Despite this, on April 6 2009, Mpshe announced that charges against Zuma would be withdrawn because the "spy tapes" contained evidence that McCarthy and Ngcuka had conspired to remove Zuma from office.

 

Only Hofmeyr apparently believed that McCarthy's "alleged prosecutorial misbehaviour" warranted dropping the charges against Zuma, according to one memo.

 

After Mpshe made his bombshell announcement of dropping charges , a flurry of e-mails and memos reveal how unhappy other top prosecutors were with his decision.
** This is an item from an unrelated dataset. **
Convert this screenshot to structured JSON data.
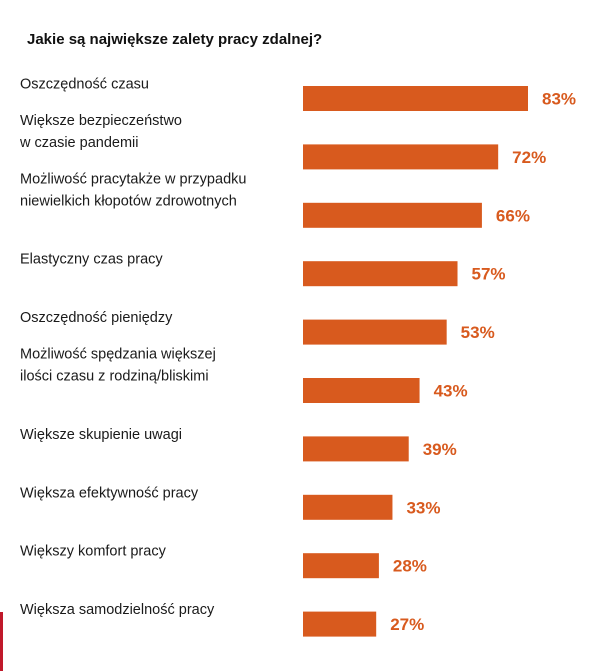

In one sent to Mpshe on April 14 2009, setting out the team's reservations, Downer states that the "legal motivation" for the decision is "questionable and may be vulnerable on review".

 

He criticises the prosecution boss for relying "heavily" on the "abuse of process" doctrine in the UK and Canadian law, without any reference to SA law. "We are concerned that this doctrine may have been inappropriately applied without due consideration of its applica-bility in our law."

 

The key issue, whether the abuse of process would have prevented Zuma from having a fair trial, "was not even addressed", the memo states. Moreover, two key questions - whether McCarthy's manipulation of the prosecution improperly influenced Mpshe's decision to charge Zuma after Polokwane, and whether he still considered that the decision to prosecute was correct - were never answered. "This failure appears to us to be fatal to the correctness of the decision," the memo states.

 

The documents also reveal fascinating details never published before about McCarthy's role in manipulating Zuma's prosecution for political ends.

 

One memo, titled "Combined team synopsis of the November/December 2007 decision to prosecute", states that Scorpions investigator Johan du Plooy objected to McCarthy's plans to serve summons on Zuma at Nkandla on December 26 2007. Du Plooy considered this "outrageous and unsafe", and the plan was shelved. Two days later he joined the sheriff in serving the summons on Zuma at his Joburg residence.

 

E-mails also reveal that after being briefed about the "spy tapes" Mpshe repeatedly tried to reach McCarthy at the World Bank, where he now works as vice-president of integrity, to get him to answer the charges of being part of a political conspiracy.

 

"It would appear, on the face of it, that the recorded conversations may damage your integrity," Mpshe wrote in one e-mail. "They include that you may have been party to a conspiracy to use the NPA's prosecution process irregularly to attempt to influence politics."

 

McCarthy eventually replied that he deemed Mpshe's questions "irrelevant" and declined to answer them.

 

DA chairman James Selfe said this week that the NPA was clearly in contempt of court by not handing over the "spy tapes", which Mpshe said in 2009 were independently obtained and declassified.

 

Despite the court order given in March, the DA went back to court in September to force the NPA to hand over the tapes - a case only likely to be heard early next year. "We'll go to the Constitutional Court if we have to. We'll go to the gates of hell to get this," said Selfe.

 

Hofmeyr and Downer referred all questions to the NPA, which declined to answer them. Asked if it had caved in to blackmail by dropping charges against Zuma despite strong opposition within its own ranks, NPA spokesman Bulelwa Makeke said: "This is a sideshow that the NPA would rather not be part of at this point, as it is still awaiting a court ruling on this matter."

 

Ngcuka failed to answer questions he asked to be sent to him. McCarthy and Hulley didn't reply to e-mails or messages left for them.